Fig 1.
Conceptual overview of the analytical approach used in serosolver, as applied to influenza A/H3N2.
Top panel: antigenic map for influenza A/H3N2 using coordinates from [24], with different viruses coloured by year of isolation. Solid points show centroids across all strains isolated in a given calendar year, hollow points show individual strains. Dashed line shows an antigenic summary path, generated by fitting a smoothing spline through the observed isolates. Points further apart in space are less cross-reactive. Middle panel: conceptual illustration of the antibody kinetics model. An individual is infected with the orange virus, which results in boosting and waning of homologous antibody titres. In parallel, antibodies that cross react with viruses at different points in antigenic space also boost and wane (purple and blue viruses). The individual is later infected by the purple virus, which leads to further boosting and waning of antibodies. Bottom panel: HI titres measured from serum samples taken at different times capture different parts of the homologous and cross reactive antibody kinetics. Different sampling strategies will represent different subsets of these measurements e.g. a cross-sectional study might inform a single subplot, whereas a longitudinal study might inform just the orange bars from each of the three subplots. Clearly a sampling strategy with multiple serum samples and many viruses tested per sample will provide the most information.
Fig 2.
Inputs and outputs for the serosolver R package.

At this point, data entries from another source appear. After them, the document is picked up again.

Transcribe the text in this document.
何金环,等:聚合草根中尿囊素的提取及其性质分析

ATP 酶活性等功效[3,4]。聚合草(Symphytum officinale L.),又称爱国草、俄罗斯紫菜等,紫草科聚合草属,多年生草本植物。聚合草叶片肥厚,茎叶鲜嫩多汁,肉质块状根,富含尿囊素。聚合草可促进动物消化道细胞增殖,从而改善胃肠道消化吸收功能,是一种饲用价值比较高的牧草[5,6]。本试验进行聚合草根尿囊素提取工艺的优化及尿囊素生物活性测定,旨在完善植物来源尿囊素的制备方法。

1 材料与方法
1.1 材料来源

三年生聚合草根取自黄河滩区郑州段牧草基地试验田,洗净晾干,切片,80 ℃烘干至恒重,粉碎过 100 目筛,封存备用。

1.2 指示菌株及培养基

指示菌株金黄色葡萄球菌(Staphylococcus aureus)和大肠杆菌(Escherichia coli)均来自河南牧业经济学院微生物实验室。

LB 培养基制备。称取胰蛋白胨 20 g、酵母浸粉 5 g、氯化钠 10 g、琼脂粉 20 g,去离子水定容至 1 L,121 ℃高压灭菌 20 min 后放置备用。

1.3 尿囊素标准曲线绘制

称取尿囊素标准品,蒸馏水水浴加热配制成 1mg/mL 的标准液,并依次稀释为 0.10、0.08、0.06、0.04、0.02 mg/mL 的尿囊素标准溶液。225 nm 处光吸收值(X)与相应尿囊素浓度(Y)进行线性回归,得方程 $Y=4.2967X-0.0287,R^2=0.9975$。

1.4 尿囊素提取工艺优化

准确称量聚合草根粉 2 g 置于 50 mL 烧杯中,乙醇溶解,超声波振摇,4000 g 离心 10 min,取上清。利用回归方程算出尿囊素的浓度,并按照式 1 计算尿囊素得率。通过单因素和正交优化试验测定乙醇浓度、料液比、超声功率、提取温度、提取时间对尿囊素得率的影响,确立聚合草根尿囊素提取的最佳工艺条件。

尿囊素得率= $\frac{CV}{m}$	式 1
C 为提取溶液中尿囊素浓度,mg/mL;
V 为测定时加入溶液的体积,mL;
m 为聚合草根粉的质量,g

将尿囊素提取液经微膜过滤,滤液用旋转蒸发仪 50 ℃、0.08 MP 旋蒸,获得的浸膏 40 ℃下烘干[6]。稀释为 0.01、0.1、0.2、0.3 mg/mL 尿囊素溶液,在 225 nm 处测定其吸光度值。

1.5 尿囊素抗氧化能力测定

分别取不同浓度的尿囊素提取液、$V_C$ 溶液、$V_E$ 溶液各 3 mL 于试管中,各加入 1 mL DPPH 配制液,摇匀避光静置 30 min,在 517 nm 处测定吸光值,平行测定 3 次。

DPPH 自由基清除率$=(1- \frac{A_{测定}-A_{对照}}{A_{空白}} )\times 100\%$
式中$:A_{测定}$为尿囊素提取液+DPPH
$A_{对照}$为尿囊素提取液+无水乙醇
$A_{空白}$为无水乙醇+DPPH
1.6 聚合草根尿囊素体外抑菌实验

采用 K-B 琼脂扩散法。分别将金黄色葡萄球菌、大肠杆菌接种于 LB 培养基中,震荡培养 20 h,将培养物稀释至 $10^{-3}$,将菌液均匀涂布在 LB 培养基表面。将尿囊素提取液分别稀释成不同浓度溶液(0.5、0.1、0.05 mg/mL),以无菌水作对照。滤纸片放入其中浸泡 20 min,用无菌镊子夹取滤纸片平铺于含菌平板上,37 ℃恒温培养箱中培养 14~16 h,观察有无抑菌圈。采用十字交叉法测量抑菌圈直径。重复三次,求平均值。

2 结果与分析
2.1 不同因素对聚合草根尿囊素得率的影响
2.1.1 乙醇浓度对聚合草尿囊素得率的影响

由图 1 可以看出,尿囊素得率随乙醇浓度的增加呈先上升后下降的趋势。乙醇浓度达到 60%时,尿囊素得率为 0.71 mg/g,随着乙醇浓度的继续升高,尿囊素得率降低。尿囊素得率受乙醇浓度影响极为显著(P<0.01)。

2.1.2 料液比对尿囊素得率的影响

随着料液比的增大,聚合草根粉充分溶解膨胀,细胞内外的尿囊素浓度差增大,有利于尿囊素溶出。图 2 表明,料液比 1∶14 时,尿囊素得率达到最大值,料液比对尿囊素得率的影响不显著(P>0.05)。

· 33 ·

Users input the serological data to be fitted, an antigenic map if considering an antigenically variable pathogen, the infection history prior and any priors on the antibody kinetics parameters. These inputs feed into the process model that can either be used to simulate data by itself, or combined with observed data and MCMC to obtain three posterior outputs: individual-level infection histories, population probabilities of infection, and antibody kinetics parameters. Once these posteriors have been obtained, serosolver can run MCMC diagnostics and plot key immunological and epidemiological processes.
Fig 3.
Simulated vs. analytical infection history prior metrics (α = β = 1).

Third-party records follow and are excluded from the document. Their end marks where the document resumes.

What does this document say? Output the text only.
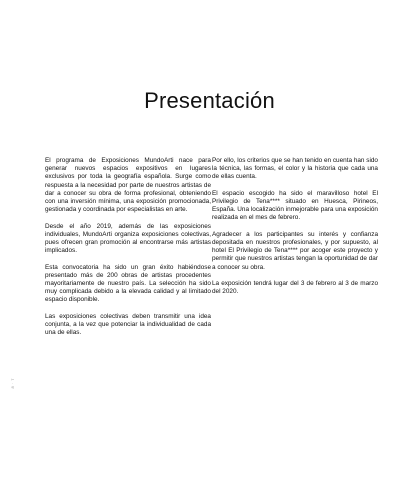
Presentación

El programa de Exposiciones MundoArti nace para generar nuevos espacios expositivos en lugares exclusivos por toda la geografía española. Surge como respuesta a la necesidad por parte de nuestros artistas de dar a conocer su obra de forma profesional, obteniendo con una inversión mínima, una exposición promocionada, gestionada y coordinada por especialistas en arte.

Desde el año 2019, además de las exposiciones individuales, MundoArti organiza exposiciones colectivas, pues ofrecen gran promoción al encontrarse más artistas implicados.

Esta convocatoria ha sido un gran éxito habiéndose presentado más de 200 obras de artistas procedentes mayoritariamente de nuestro país. La selección ha sido muy complicada debido a la elevada calidad y al limitado espacio disponible.

Las exposiciones colectivas deben transmitir una idea conjunta, a la vez que potenciar la individualidad de cada una de ellas.

Por ello, los criterios que se han tenido en cuenta han sido la técnica, las formas, el color y la historia que cada una de ellas cuenta.

El espacio escogido ha sido el maravilloso hotel El Privilegio de Tena**** situado en Huesca, Pirineos, España. Una localización inmejorable para una exposición realizada en el mes de febrero.

Agradecer a los participantes su interés y confianza depositada en nuestros profesionales, y por supuesto, al hotel El Privilegio de Tena**** por acoger este proyecto y permitir que nuestros artistas tengan la oportunidad de dar a conocer su obra.

La exposición tendrá lugar del 3 de febrero al 3 de marzo del 2020.

8 · 7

Bars show density histograms of infections from 10,000 simulated infection histories for 100 individuals across 42 infection periods. Red lines show known probability mass function. Plots A, D and G show the prior on the total number of infections per discrete time period j. Plots B, E and H show prior on the total number of lifetime infections per individual. Plots C, F and I show the prior on the cumulative number of infections across 42 time periods for one individual. Black line shows prior median, dark gray region shows 50% credible intervals and light gray region shows 95% credible intervals. Note that priors 1 and 2 are equivalent under these assumptions.
Table 1.
Comparison of run time and posterior sampling efficiency across a range of serosurvey designs.
Fig 4.
Influenza A/H1N1pdm09 infection dynamics in Hong Kong cohort.
A: Exposure rates in unvaccinated and vaccinated individuals. Shaded regions show 80% (dark) and 95% (light) credible intervals (CI). Solid lines shows posterior medians. X-axis gives midpoint for that quarter. B: Age-specific exposure rates in unvaccinated individuals. Solid lines show median estimates for each age group (pink: <19 (n = 30), green: 19-64 (n = 264), blue: >64 (n = 17)) with 80% (dark) and 95% (light) CI shaded. C: Model predicted titres and inferred infections compared to observed titres for 4 representative individuals with inferred infections. Purple diamonds show observed titres; black dashed lines indicate posterior median model predicted titres; green shading shows 95% CI on model predicted latent titres (dark) and assay observations (light); orange shading indicates posterior probability of infection. Grey region shows titres outside the limit of detection. X-axis gives midpoint for that quarter. D: Posterior densities of antibody kinetics parameters and total number of infections (∑Zi). Vertical lines represent 2.5th, 50th, and 97.5th percentiles.
Fig 5.
Simulation-recovery of parameter and infection estimates using simulated single strain longitudinal data in same format as the Hong Kong dataset.
A: Model estimated attack rates vs. ‘true’ attack rates. Solid line shows estimated attack rate with 80% (dark) and 95% (light) credible intervals (CI); green line and points shows true attack rates. B: ‘True’ process parameters used for simulation compared to estimated posterior densities. Green vertical lines indicate true parameter values; vertical lines represent 2.5th, 50th, and 97.5th percentiles. C: Model predicted titres and inferred infections compared to observed titres and known infections. Green diamonds indicate observed titres; black dashed lines indicate posterior median model predicted titres; blue shading shows 95% CI on model predicted latent titres (dark) and assay observations (light); vertical lines indicate the timings of true infections; orange shading indicates posterior probability of infection.
Fig 6.
Influenza A/H3N2 dynamics in southern China.
A: Inferred historical attack rates. Shaded regions show 80% and 95% credible intervals (CI), solid line and points shows posterior median estimate; B: Frequency of inferred antibody responses (sero-responses) by age group. Boxplots show distribution across individuals based on posterior median total number of infections per individual per 10 years alive. C: Model predicted titres and inferred infections compared to observed titres (black diamonds). Shaded regions show 95% CI on model predicted latent titres (dark) and assay observations (light).